Speaker
Description
Background: Spatial connectivity structures, how geographic units are defined as neighbors via contiguity, distance, k-nearest neighbors, or network-informed weights, are foundational to classical spatial models (SAR, GWR, CAR/BYM). Evidence across spatial epidemiology, public health, and wastewater-based epidemiology (WBE) demonstrates that connectivity choices materially influence model fit, parameter estimation, and epidemiological inference. This is particularly consequential when integrating incomplete, misaligned, or disjoint data from clinical, survey, and wastewater sources.
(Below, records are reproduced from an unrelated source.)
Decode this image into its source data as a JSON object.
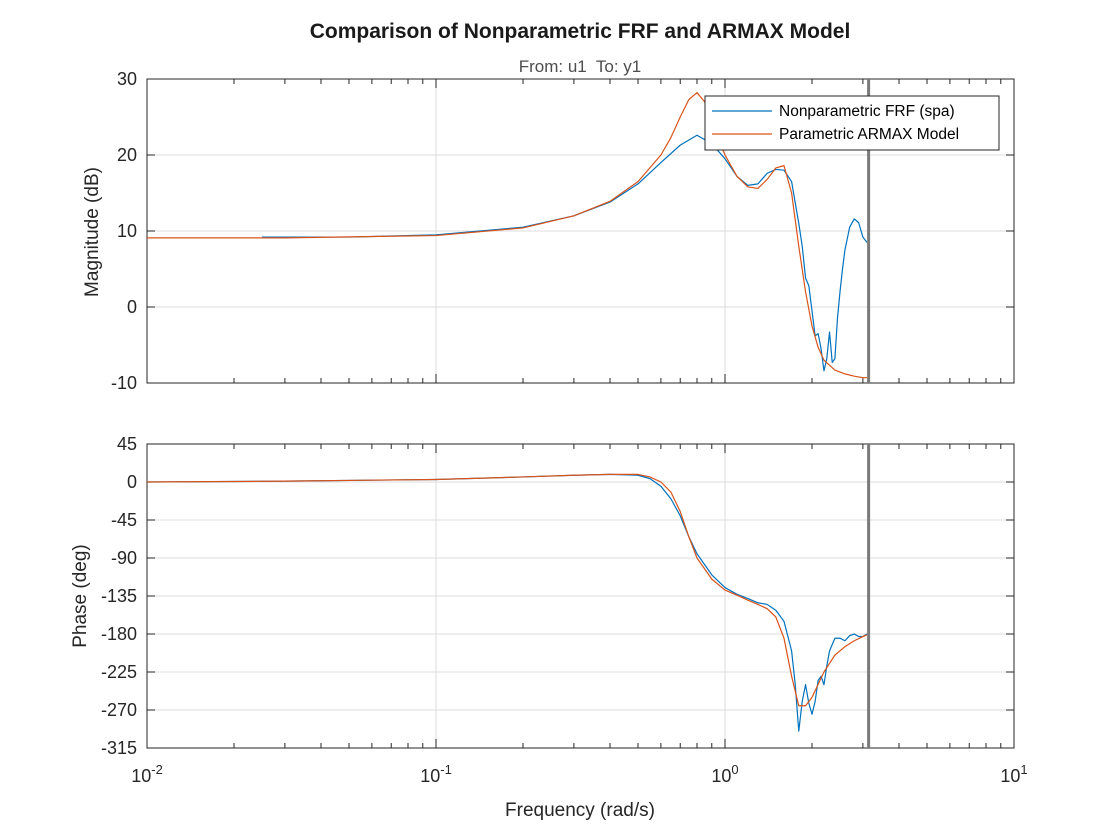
{
  "chart_data": {
    "type": "line",
    "title": "Comparison of Nonparametric FRF and ARMAX Model",
    "subtitle": "From: u1  To: y1",
    "xlabel": "Frequency (rad/s)",
    "xscale": "log",
    "xlim": [
      0.01,
      10
    ],
    "x_ticks": [
      {
        "value": 0.01,
        "base": "10",
        "exp": "-2"
      },
      {
        "value": 0.1,
        "base": "10",
        "exp": "-1"
      },
      {
        "value": 1,
        "base": "10",
        "exp": "0"
      },
      {
        "value": 10,
        "base": "10",
        "exp": "1"
      }
    ],
    "nyquist_frequency": 3.14,
    "grid": true,
    "legend": {
      "location": "top-right",
      "entries": [
        "Nonparametric FRF (spa)",
        "Parametric ARMAX Model"
      ]
    },
    "series_colors": [
      "#0072BD",
      "#D95319"
    ],
    "panels": [
      {
        "ylabel": "Magnitude (dB)",
        "ylim": [
          -10,
          30
        ],
        "yticks": [
          -10,
          0,
          10,
          20,
          30
        ],
        "series": [
          {
            "name": "Nonparametric FRF (spa)",
            "x": [
              0.025,
              0.05,
              0.1,
              0.2,
              0.3,
              0.4,
              0.5,
              0.6,
              0.7,
              0.8,
              0.9,
              1.0,
              1.1,
              1.2,
              1.3,
              1.4,
              1.5,
              1.6,
              1.7,
              1.8,
              1.85,
              1.9,
              1.95,
              2.0,
              2.05,
              2.1,
              2.15,
              2.2,
              2.25,
              2.3,
              2.35,
              2.4,
              2.45,
              2.5,
              2.55,
              2.6,
              2.7,
              2.8,
              2.9,
              3.0,
              3.1
            ],
            "y": [
              9.2,
              9.2,
              9.5,
              10.5,
              12.0,
              13.8,
              16.2,
              19.0,
              21.3,
              22.6,
              21.5,
              19.5,
              17.2,
              16.0,
              16.2,
              17.6,
              18.1,
              18.0,
              16.5,
              11.0,
              8.0,
              3.8,
              2.8,
              -0.5,
              -3.8,
              -3.5,
              -5.5,
              -8.4,
              -6.8,
              -3.3,
              -7.3,
              -6.8,
              -1.5,
              2.0,
              5.0,
              7.5,
              10.5,
              11.6,
              11.1,
              9.2,
              8.5
            ]
          },
          {
            "name": "Parametric ARMAX Model",
            "x": [
              0.01,
              0.03,
              0.1,
              0.2,
              0.3,
              0.4,
              0.5,
              0.6,
              0.65,
              0.7,
              0.75,
              0.8,
              0.85,
              0.9,
              0.95,
              1.0,
              1.1,
              1.2,
              1.3,
              1.4,
              1.5,
              1.6,
              1.7,
              1.8,
              1.9,
              2.0,
              2.1,
              2.2,
              2.4,
              2.6,
              2.8,
              3.0,
              3.1
            ],
            "y": [
              9.1,
              9.1,
              9.4,
              10.4,
              12.0,
              13.9,
              16.5,
              20.0,
              22.3,
              25.0,
              27.3,
              28.2,
              27.0,
              24.5,
              22.0,
              20.0,
              17.2,
              15.8,
              15.6,
              16.8,
              18.3,
              18.6,
              15.0,
              8.0,
              2.0,
              -2.5,
              -5.3,
              -7.0,
              -8.3,
              -8.8,
              -9.1,
              -9.3,
              -9.3
            ]
          }
        ]
      },
      {
        "ylabel": "Phase (deg)",
        "ylim": [
          -315,
          45
        ],
        "yticks": [
          -315,
          -270,
          -225,
          -180,
          -135,
          -90,
          -45,
          0,
          45
        ],
        "series": [
          {
            "name": "Nonparametric FRF (spa)",
            "x": [
              0.01,
              0.03,
              0.1,
              0.2,
              0.3,
              0.4,
              0.5,
              0.55,
              0.6,
              0.65,
              0.7,
              0.75,
              0.8,
              0.9,
              1.0,
              1.1,
              1.2,
              1.3,
              1.4,
              1.5,
              1.6,
              1.7,
              1.75,
              1.8,
              1.85,
              1.9,
              1.95,
              2.0,
              2.05,
              2.1,
              2.15,
              2.2,
              2.25,
              2.3,
              2.4,
              2.5,
              2.6,
              2.7,
              2.8,
              2.9,
              3.0,
              3.1
            ],
            "y": [
              0,
              1,
              3,
              6,
              8,
              9,
              8,
              4,
              -5,
              -20,
              -40,
              -65,
              -85,
              -110,
              -125,
              -133,
              -138,
              -143,
              -145,
              -152,
              -165,
              -200,
              -240,
              -295,
              -260,
              -240,
              -262,
              -275,
              -260,
              -235,
              -230,
              -240,
              -218,
              -200,
              -185,
              -185,
              -188,
              -182,
              -180,
              -183,
              -183,
              -180
            ]
          },
          {
            "name": "Parametric ARMAX Model",
            "x": [
              0.01,
              0.03,
              0.1,
              0.2,
              0.3,
              0.4,
              0.5,
              0.55,
              0.6,
              0.65,
              0.7,
              0.75,
              0.8,
              0.9,
              1.0,
              1.1,
              1.2,
              1.3,
              1.4,
              1.5,
              1.6,
              1.7,
              1.8,
              1.9,
              2.0,
              2.2,
              2.4,
              2.6,
              2.8,
              3.0,
              3.1
            ],
            "y": [
              0,
              1,
              3,
              6,
              8,
              9,
              9,
              6,
              0,
              -12,
              -35,
              -65,
              -90,
              -115,
              -128,
              -134,
              -140,
              -145,
              -150,
              -160,
              -185,
              -230,
              -265,
              -265,
              -255,
              -225,
              -205,
              -195,
              -188,
              -183,
              -181
            ]
          }
        ]
      }
    ]
  }
}
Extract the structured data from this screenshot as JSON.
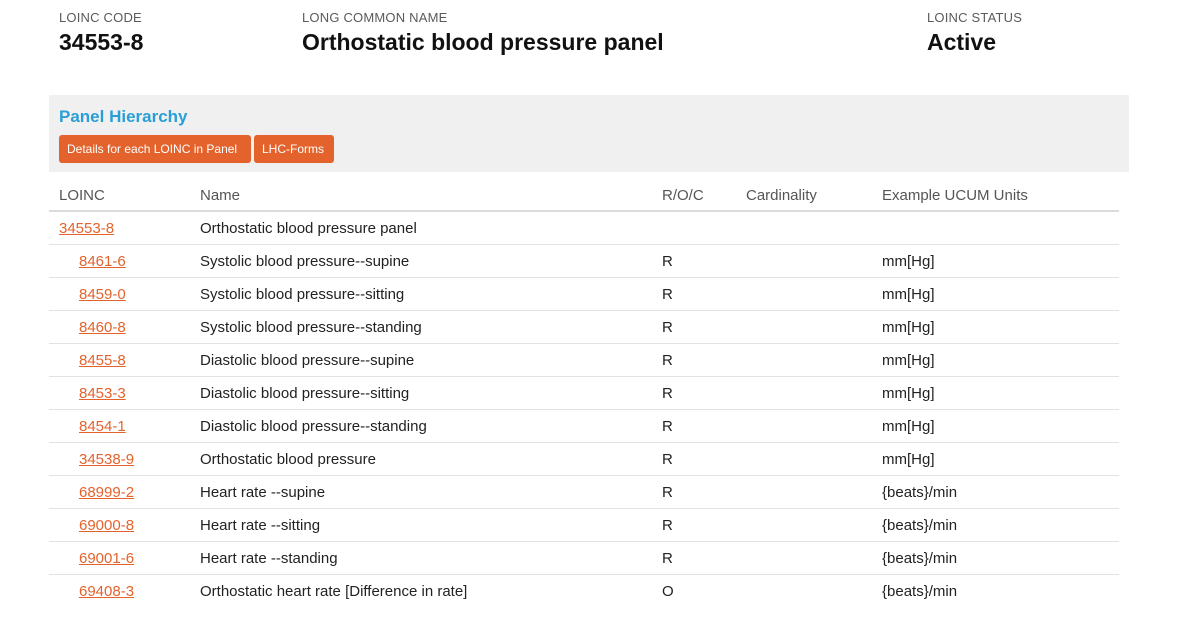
{
  "header": {
    "code_label": "LOINC CODE",
    "code_value": "34553-8",
    "name_label": "LONG COMMON NAME",
    "name_value": "Orthostatic blood pressure panel",
    "status_label": "LOINC STATUS",
    "status_value": "Active"
  },
  "panel": {
    "title": "Panel Hierarchy",
    "buttons": {
      "details": "Details for each LOINC in Panel",
      "lhc": "LHC-Forms"
    }
  },
  "table": {
    "headers": [
      "LOINC",
      "Name",
      "R/O/C",
      "Cardinality",
      "Example UCUM Units"
    ],
    "rows": [
      {
        "loinc": "34553-8",
        "name": "Orthostatic blood pressure panel",
        "roc": "",
        "card": "",
        "units": "",
        "level": 0
      },
      {
        "loinc": "8461-6",
        "name": "Systolic blood pressure--supine",
        "roc": "R",
        "card": "",
        "units": "mm[Hg]",
        "level": 1
      },
      {
        "loinc": "8459-0",
        "name": "Systolic blood pressure--sitting",
        "roc": "R",
        "card": "",
        "units": "mm[Hg]",
        "level": 1
      },
      {
        "loinc": "8460-8",
        "name": "Systolic blood pressure--standing",
        "roc": "R",
        "card": "",
        "units": "mm[Hg]",
        "level": 1
      },
      {
        "loinc": "8455-8",
        "name": "Diastolic blood pressure--supine",
        "roc": "R",
        "card": "",
        "units": "mm[Hg]",
        "level": 1
      },
      {
        "loinc": "8453-3",
        "name": "Diastolic blood pressure--sitting",
        "roc": "R",
        "card": "",
        "units": "mm[Hg]",
        "level": 1
      },
      {
        "loinc": "8454-1",
        "name": "Diastolic blood pressure--standing",
        "roc": "R",
        "card": "",
        "units": "mm[Hg]",
        "level": 1
      },
      {
        "loinc": "34538-9",
        "name": "Orthostatic blood pressure",
        "roc": "R",
        "card": "",
        "units": "mm[Hg]",
        "level": 1
      },
      {
        "loinc": "68999-2",
        "name": "Heart rate --supine",
        "roc": "R",
        "card": "",
        "units": "{beats}/min",
        "level": 1
      },
      {
        "loinc": "69000-8",
        "name": "Heart rate --sitting",
        "roc": "R",
        "card": "",
        "units": "{beats}/min",
        "level": 1
      },
      {
        "loinc": "69001-6",
        "name": "Heart rate --standing",
        "roc": "R",
        "card": "",
        "units": "{beats}/min",
        "level": 1
      },
      {
        "loinc": "69408-3",
        "name": "Orthostatic heart rate [Difference in rate]",
        "roc": "O",
        "card": "",
        "units": "{beats}/min",
        "level": 1
      }
    ]
  },
  "colors": {
    "accent": "#e4632c",
    "title_blue": "#2a9fd6",
    "panel_bg": "#f0f0f0"
  }
}
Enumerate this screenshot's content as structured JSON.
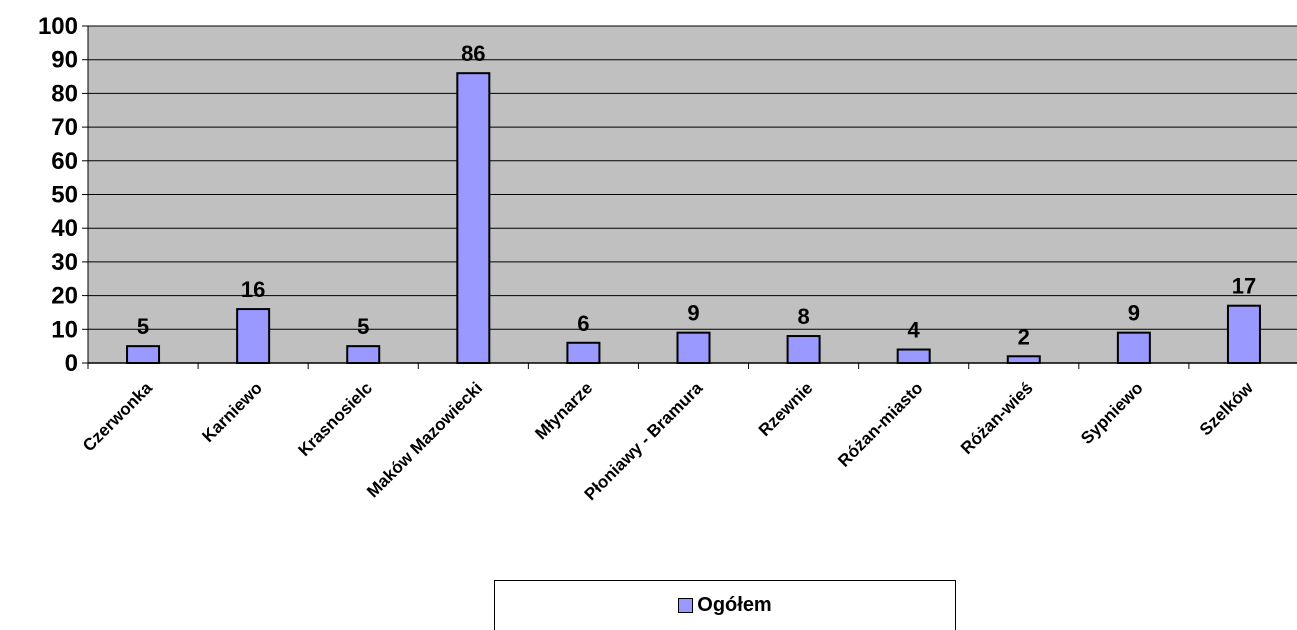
{
  "chart_data": {
    "type": "bar",
    "categories": [
      "Czerwonka",
      "Karniewo",
      "Krasnosielc",
      "Maków Mazowiecki",
      "Młynarze",
      "Płoniawy - Bramura",
      "Rzewnie",
      "Różan-miasto",
      "Różan-wieś",
      "Sypniewo",
      "Szelków"
    ],
    "series": [
      {
        "name": "Ogółem",
        "values": [
          5,
          16,
          5,
          86,
          6,
          9,
          8,
          4,
          2,
          9,
          17
        ]
      }
    ],
    "ylim": [
      0,
      100
    ],
    "yticks": [
      0,
      10,
      20,
      30,
      40,
      50,
      60,
      70,
      80,
      90,
      100
    ],
    "grid": true,
    "legend_position": "bottom",
    "colors": {
      "bar": "#9999ff",
      "plot_background": "#c0c0c0",
      "gridline": "#000000"
    }
  },
  "legend": {
    "label": "Ogółem"
  }
}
Methods: We synthesized evidence from peer-reviewed literature (2000–2026) applying CAR/BYM, SAR, GWR, and SPDE-based models in spatial epidemiology and WBE. We extracted findings on: (i) connectivity structure types and their effects on model fit (DIC, WAIC, AIC, RMSE); (ii) influence on parameter estimation and inference (coefficients, standard errors, spatial effects); (iii) handling of misaligned data (e.g., hospital-wastewater catchment misalignment); and (iv) the role of behaviour-informed connectivity from survey data.
Preliminary Key Findings: Connectivity choice affects model fit: Across multiple studies, DIC and WAIC consistently favor spatial models with structured random effects over non-spatial alternatives. Changing the connectivity structure (e.g., from contiguity to distance-based or mobility-informed weights) alters AIC by meaningful margins, with BYM/BYM2 and Leroux CAR often outperforming intrinsic CAR depending on data characteristics (MacNab, 2022; Ugarte et al., 2014; Adin et al., 2019). SPDE-based and Leroux priors show dataset-dependent improvements in fit and predictive performance (Lü et al., 2023; Sianga et al., 2024; Jaya & Folmer, 2021).
Parameter estimation and inference are sensitive to connectivity: The chosen neighborhood graph governs smoothing, identifiability of spatial effects, and precision of estimates for reproduction number (Rt) and case ascertainment rate (CAR) (Watson et al., 2023, 2024). Misspecified connectivity can bias parameter estimates and alter significance of covariate effects (Kubara & Kopczewska, 2024; Berry et al., 2008; Amdaoud et al., 2021). Spatial models that incorporate structured random effects improve uncertainty quantification and inference stability (Asmarian et al., 2019; Blangiardo et al., 2013; Osei et al., 2019).
Misaligned and disjoint data require connectivity-aware methods: Hospital-wastewater catchment misalignment is a concrete challenge where sewer-network-defined catchments rarely align with health jurisdiction boundaries. Connectivity structures that reflect sewer topology and population mobility improve integration of clinical and wastewater data (Sharara et al., 2021; Hassard et al., 2023; Bicker et al., 2025). GIS-based catchment delineation and coupled epidemiological-hydraulic models provide principled approaches to reconcile misalignment (Domokos et al., 2022; Yeager et al., 2021).
Behaviour-informed connectivity outperforms geographic structures: Survey-derived mobility, social contact, and healthcare-seeking data enable connectivity structures (gravity models, network-based weights) that capture non-local transmission pathways. Evidence shows behaviour-informed connectivity often outperforms purely geographic structures when mobility drives spread (Cuadros et al., 2022; Venkatramanan et al., 2021; Buckee et al., 2021). However, benefits depend on data quality, pathogen dynamics, and temporal alignment (Patil et al., 2021).
Similarities and differences between PH/E and WBE: Both domains show high sensitivity to connectivity choice and benefit from structured spatial random effects. WBE studies more frequently use network-informed weights reflecting sewer topology (44% vs. 18% in PH/E), while PH/E studies more frequently use distance-based structures (56% vs. 32% in WBE). WBE faces unique misalignment challenges (sewershed vs. administrative boundaries) that PH/E studies encounter less frequently.
Guidance for connectivity selection: A structured workflow is recommended: (i) define candidate connectivity families (contiguity, distance, k-NN, behaviour-informed); (ii) compare using DIC/WAIC/AIC and cross-validated predictive metrics; (iii) assess parameter stability across specifications; (iv) conduct sensitivity analyses; (v) select structure balancing fit, stability, and interpretability (Kanankege et al., 2020; Louzada et al., 2021; Nazia et al., 2022; Casey et al., 2017).
Conclusions: Spatial connectivity structure choice is not neutral. It substantially affects model fit, parameter estimates, and inference, particularly with incomplete, misaligned, or disjoint data. We provide evidence-based guidance for connectivity selection in spatial epidemiology and WBE, emphasizing routine sensitivity analyses, behaviour-informed structures when mobility data are available, and explicit handling of hospital-wastewater catchment misalignment.
Keywords: Spatial connectivity structures; spatial weights matrix; CAR/BYM; spatial epidemiology; wastewater-based epidemiology; misaligned data; model fit; inference; behaviour-informed connectivity.